Size-frequency distribution of crater populations in equilibrium on the Moon

Overprinting of craters by subsequent impacts and topographic degradation complicates crater statistics, especially for old surfaces and small-diameter crater populations. A crater population is regarded as in equilibrium at a particular crater size when smaller craters are being produced at the same rate at which they are being destroyed. Evaluating the equilibrium state of crater populations is challenging, and empirical equilibrium densities are frequently inferred. By performing careful crater counts and cross comparisons on several lunar surfaces, we study the size-frequency distributions (SFD) for the crater populations, which have portions in equilibrium. The results are one of the few observational constraints on the SFD of crater populations in equilibrium, showing that referring to empirical equilibrium densities is not safe for evaluating the equilibrium states of crater populations. Equilibrium densities are not positively correlated with the ages of crater populations, and some populations in equilibrium have crater densities less than those previously believed to represent equilibrium conditions. Besides the SFD of the production population, different crater removal rates at different diameters also affect the SFD of crater populations in equilibrium.
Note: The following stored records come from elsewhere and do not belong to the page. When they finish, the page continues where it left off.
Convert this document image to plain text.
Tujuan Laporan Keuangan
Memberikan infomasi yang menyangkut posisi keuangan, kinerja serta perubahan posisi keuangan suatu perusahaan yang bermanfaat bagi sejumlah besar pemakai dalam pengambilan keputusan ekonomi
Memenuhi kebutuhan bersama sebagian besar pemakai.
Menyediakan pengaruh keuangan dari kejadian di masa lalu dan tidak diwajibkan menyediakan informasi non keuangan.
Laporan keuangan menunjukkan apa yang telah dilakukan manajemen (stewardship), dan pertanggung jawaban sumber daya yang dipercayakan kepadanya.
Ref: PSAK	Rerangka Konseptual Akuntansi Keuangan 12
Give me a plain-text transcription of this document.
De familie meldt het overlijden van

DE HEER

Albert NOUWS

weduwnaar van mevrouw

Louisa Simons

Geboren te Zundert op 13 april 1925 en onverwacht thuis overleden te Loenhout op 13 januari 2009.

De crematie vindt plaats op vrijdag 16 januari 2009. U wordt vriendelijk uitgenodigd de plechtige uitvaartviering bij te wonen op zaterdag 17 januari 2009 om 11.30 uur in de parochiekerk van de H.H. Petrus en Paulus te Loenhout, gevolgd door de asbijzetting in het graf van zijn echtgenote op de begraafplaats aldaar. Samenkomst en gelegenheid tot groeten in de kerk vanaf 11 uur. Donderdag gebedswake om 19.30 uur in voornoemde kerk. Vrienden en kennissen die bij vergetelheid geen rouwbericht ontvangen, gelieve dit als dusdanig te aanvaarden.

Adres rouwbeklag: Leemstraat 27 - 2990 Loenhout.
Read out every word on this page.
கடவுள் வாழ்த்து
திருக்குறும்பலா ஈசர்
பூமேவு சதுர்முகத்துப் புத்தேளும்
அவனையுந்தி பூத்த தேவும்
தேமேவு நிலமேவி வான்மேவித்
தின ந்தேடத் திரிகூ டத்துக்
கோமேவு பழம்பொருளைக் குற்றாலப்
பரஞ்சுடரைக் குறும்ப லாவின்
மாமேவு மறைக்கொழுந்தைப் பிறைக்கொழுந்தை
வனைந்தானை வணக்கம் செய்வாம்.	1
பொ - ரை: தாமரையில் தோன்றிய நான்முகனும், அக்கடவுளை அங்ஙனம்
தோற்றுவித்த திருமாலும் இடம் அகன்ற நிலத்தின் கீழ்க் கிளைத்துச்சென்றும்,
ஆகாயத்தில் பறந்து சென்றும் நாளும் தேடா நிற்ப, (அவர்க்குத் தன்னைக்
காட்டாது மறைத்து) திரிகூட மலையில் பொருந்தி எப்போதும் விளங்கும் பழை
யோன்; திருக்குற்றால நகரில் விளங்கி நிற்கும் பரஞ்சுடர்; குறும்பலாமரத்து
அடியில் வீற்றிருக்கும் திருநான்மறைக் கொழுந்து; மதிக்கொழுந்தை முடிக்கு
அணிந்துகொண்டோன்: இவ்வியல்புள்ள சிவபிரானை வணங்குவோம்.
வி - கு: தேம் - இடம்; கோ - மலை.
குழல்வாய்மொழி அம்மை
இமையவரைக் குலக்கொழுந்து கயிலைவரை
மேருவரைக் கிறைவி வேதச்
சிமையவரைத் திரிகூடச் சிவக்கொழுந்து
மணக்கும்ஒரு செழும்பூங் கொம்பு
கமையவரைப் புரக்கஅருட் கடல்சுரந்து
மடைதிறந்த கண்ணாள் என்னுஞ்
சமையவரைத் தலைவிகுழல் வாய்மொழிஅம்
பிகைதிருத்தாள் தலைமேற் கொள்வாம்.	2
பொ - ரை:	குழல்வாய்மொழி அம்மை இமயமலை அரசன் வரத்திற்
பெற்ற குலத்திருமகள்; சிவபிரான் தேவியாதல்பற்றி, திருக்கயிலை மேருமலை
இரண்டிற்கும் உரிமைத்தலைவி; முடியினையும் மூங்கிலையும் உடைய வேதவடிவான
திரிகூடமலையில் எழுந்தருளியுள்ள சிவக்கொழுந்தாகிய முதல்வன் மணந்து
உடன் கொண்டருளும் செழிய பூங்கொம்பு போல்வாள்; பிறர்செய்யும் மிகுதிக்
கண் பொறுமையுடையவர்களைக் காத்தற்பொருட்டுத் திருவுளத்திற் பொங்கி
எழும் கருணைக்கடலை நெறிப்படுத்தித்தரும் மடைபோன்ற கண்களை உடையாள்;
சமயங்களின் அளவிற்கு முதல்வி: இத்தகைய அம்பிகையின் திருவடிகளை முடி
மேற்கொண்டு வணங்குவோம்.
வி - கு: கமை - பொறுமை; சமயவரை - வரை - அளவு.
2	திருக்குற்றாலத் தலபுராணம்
The equilibrium onset diameter (D-eq) of a crater population can be translated to model ages because older populations have larger D-eq, and those for same-aged surfaces are comparable. We show that the crater populations studied here are in equilibrium at much smaller diameters than those predicted for same-aged surfaces by crater degradation models, thus indicating lower crater degradation rates on the Moon, and/or younger ages of the counting areas.